Alain Boureau (Boureau 1988:23) quotes the humanist Jacopo d'Angelo de Scarparia who visited Rome in 1406 for the enthronement of Gregory XII in which the pope sat briefly on two "pierced chairs" at the Lateran: "the vulgar tell the insane fable that he is touched to verify that he is indeed a man" a sign that this corollary of the Pope Joan legend was still current in the Roman street.
Medieval Popes, from the thirteenth century onwards, did indeed avoid the direct route between the Lateran and St Peter's, as Martin of Opava claimed. However, there is no evidence that this practice dated back any earlier, let alone that it originated in the ninth century as a deliberate rebuff to the memory of the female Pope. The origin of the practice is uncertain, but it is quite likely that it was maintained because of widespread belief in the Joan legend and that it was thought genuinely to date back to that period.

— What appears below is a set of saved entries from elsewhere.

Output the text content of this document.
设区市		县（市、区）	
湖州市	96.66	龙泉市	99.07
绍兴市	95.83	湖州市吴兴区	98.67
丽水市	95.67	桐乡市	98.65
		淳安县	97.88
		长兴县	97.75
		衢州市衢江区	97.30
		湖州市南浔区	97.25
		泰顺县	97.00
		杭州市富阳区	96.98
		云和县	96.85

Although some medieval writers referred to the female Pope as "John VIII", the real Pope John VIII reigned between 872 and 882, and his life does not resemble that of the fictional female Pope in any way.
A problem sometimes connected to the Pope Joan legend is the fact that there is no Pope John XX in any official list. It is sometimes said that this reflects a renumbering of the Popes to exclude the woman from history. Yet as historians have known since Louis Duchesne's critical edition of the Liber Pontificalis, this renumbering was actually due to a misunderstanding in the textual transmission of the official papal lists, where in the course of the 11th century, in the time after John XIX, the entry on John XIV had been misread as being referring to two different popes of this name, who then came to be distinguished as Iohannes XIV. and Iohannes XIV. bis ("John XIV the second"). The existence of a "second" pope John XIV was widely accepted in the 13th century, and by consequence the numbering of popes John XV through XIX was regarded as being erroneous. When Petrus Hispanus was elected pope in 1276 and decided for the papal name John, he meant to correct this error in enumeration by skipping the number XX and having himself counted as John XXI, thus acknowledging the presumed existence of John XIV "bis" in the 10th century who had nothing to do with the alleged existence of a pope John (Joan) VIII in the 9th century.